It has been more than 50 years since photographer Betty Peele and photographer Mary Anne O’Connell first started shooting, and both photographers have been remembered for their iconic work.

The pair first met at a photo contest at the beginning of the decade, and when they both moved to the same town to be closer to each other, they quickly became friends.

The following year, Peele got married to her husband, and O’Connor married him the following year.

Peele was born in 1941, but was the first female photographer to be named “the woman photographer of the century.”

She was awarded the National Photographic Society’s National Medal of Arts in 1969 and the Pulitzer Prize for Photography in 1974.

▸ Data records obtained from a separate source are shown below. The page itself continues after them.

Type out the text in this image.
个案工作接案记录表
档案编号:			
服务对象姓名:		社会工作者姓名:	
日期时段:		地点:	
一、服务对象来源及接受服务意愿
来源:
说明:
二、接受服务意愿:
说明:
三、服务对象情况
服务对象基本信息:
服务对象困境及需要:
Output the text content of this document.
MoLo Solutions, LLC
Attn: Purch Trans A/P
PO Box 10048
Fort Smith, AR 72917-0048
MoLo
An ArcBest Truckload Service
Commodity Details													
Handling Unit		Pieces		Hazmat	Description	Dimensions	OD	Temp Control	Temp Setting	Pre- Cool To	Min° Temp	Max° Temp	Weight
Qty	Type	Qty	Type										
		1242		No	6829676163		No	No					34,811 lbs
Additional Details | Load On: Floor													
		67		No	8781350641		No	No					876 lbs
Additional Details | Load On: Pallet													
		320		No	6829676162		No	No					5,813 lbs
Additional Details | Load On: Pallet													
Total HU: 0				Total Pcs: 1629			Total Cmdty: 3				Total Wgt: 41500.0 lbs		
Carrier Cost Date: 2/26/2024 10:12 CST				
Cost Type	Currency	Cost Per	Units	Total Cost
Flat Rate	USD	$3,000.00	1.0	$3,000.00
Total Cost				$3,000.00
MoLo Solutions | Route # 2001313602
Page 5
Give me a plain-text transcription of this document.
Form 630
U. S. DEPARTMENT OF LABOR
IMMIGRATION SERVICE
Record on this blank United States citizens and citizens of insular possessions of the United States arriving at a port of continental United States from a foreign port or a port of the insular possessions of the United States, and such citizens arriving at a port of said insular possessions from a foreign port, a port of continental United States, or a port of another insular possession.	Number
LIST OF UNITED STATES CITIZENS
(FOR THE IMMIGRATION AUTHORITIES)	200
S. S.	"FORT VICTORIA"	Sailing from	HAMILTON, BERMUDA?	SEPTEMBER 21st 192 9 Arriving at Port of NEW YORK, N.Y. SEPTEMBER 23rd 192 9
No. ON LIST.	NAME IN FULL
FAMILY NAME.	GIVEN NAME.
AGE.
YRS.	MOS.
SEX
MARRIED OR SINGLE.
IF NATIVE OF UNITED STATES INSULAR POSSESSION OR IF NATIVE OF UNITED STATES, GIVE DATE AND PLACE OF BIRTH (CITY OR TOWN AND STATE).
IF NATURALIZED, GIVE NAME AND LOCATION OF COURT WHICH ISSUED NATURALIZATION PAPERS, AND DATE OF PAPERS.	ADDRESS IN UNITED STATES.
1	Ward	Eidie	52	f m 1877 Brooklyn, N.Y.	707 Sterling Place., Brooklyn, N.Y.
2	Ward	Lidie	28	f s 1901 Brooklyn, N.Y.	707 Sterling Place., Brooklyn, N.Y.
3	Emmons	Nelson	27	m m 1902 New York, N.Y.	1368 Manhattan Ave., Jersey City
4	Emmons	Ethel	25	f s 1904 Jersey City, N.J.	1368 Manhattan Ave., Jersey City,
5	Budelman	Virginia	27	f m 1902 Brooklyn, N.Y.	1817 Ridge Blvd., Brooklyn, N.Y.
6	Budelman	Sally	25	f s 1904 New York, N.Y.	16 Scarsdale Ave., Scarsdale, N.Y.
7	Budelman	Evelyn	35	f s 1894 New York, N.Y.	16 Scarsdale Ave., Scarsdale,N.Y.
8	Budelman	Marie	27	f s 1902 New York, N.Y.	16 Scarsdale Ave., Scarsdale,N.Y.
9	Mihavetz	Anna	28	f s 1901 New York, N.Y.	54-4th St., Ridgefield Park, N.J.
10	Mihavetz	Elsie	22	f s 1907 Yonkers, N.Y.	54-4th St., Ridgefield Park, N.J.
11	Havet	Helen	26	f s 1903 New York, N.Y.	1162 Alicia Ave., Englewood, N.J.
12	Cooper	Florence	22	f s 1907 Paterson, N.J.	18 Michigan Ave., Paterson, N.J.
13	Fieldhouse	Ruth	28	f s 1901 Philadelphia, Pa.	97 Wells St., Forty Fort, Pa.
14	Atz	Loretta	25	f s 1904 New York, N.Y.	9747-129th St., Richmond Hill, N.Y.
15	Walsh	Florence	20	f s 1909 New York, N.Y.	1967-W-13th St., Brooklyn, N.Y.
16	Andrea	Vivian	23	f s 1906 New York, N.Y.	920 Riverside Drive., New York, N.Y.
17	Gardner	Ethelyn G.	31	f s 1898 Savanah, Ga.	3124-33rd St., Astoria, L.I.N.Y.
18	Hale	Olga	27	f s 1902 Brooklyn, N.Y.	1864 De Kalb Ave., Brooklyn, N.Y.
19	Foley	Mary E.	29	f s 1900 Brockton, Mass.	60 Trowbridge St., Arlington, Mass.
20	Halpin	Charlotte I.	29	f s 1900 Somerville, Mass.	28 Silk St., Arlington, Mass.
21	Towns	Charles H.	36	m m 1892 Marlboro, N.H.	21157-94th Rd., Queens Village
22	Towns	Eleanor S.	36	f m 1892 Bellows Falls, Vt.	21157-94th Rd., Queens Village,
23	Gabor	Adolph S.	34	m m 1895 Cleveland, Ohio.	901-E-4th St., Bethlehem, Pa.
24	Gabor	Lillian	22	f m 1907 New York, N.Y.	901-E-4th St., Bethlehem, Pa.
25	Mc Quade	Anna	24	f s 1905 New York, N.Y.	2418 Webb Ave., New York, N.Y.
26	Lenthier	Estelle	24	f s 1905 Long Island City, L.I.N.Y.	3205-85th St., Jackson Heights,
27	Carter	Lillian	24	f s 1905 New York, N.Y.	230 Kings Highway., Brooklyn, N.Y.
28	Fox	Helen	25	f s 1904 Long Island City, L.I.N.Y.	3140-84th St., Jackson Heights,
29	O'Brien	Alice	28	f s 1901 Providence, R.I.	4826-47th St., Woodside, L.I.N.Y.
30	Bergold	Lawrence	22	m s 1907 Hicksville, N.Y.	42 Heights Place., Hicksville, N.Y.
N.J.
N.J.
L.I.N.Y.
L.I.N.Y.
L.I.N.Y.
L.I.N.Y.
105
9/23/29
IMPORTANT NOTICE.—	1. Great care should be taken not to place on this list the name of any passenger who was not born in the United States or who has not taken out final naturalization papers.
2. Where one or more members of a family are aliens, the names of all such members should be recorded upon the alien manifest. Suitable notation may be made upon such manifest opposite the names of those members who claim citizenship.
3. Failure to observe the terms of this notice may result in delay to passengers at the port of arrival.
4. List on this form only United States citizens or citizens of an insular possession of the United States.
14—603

O’Connor, however, has been known to take a backseat to her fellow female photographers in the history of photography.

She has never won the coveted Pulitzer Prize, nor has she been nominated for any major awards.

That changed in 2016 when she became the first woman to win the Pulitzer Prizes in each of the four major categories of photography: Photojournalism, Photoessay, Documentary, and Photo/Film.

And she did it with the help of her husband.

In fact, the couple first married in 1947.

Since then, O’Neill and Peele have been celebrated for their work in the industry, and the couple’s life story has made them into one of the most recognizable faces in the photography world.

Betty Pigeons, Mary Anne’s husband, was a photographer from New Jersey for nearly 40 years, and he was the driving force behind Betty’s rise to fame.

The couple met when Pigeon was working as a waitress at a diner.

Pigeoons first noticed her in 1962, and they married in 1963.

They shared a daughter together in 1966, and Betty and her husband were married in 1969.

The Pigeones moved to Hawaii to pursue their photography hobby, and their son, James, later became a photographer for the Honolulu Star-Advertiser.

In 1970, Betty and James moved to Los Angeles, where they opened the Betty Peeples Photo Shop, which became one of California’s largest independent photography businesses.

The business was later acquired by Pigeone’s longtime manager, Joe Linn, and Pigeotts photography continued to grow.

O’s sister, photographer Margaret O’Mara, founded the Betty Peeps Museum, which houses photos from Betty’s time as a photographer.

And in 1977, O’s husband died.

The photo collection was eventually passed down to her sister, who took it upon herself to catalogue the photographs in the new museum.

But it was O’Peeles death in 2006 that gave her a unique opportunity to work with the public.

She died suddenly at age 69 after being hospitalized with pneumonia.

She was the oldest surviving surviving member of her family.

In 2017, O’mara published a book about her work with Betty, which included an essay in which she detailed her experiences with the photographer and her family during her illness.

Pausele and O’s legacy are both alive in the world of photography, and today, both have been honored with the prestigious Pulitzer Prize.

Pile was a pioneer in the field, and she started her career with the Los Angeles Times as a photojournalist and later became one herself.

Her first photo was taken in 1959.

Her career included working as an assistant for several of the world’s most famous photographers.

She won the Pulitzer for her photo essay, which depicted a man in the rain wearing a bathing suit, which was a popular photograph in the 1930s.

The image won the 1936 Pulitzer for Picture of the Year.

Paine won the National Medal for Photography for her image of a black woman in her car, which she took in 1964.

She also won a bronze medal for her famous shot of the Statue of Liberty, which appeared in the cover of Time magazine.

The Pulitzer Medal was awarded to photographers who “have demonstrated extraordinary bravery in their professional and personal lives” in the “face of overwhelming danger or public opprobrium,” as well as “the most extraordinary achievements in the pursuit of vision.”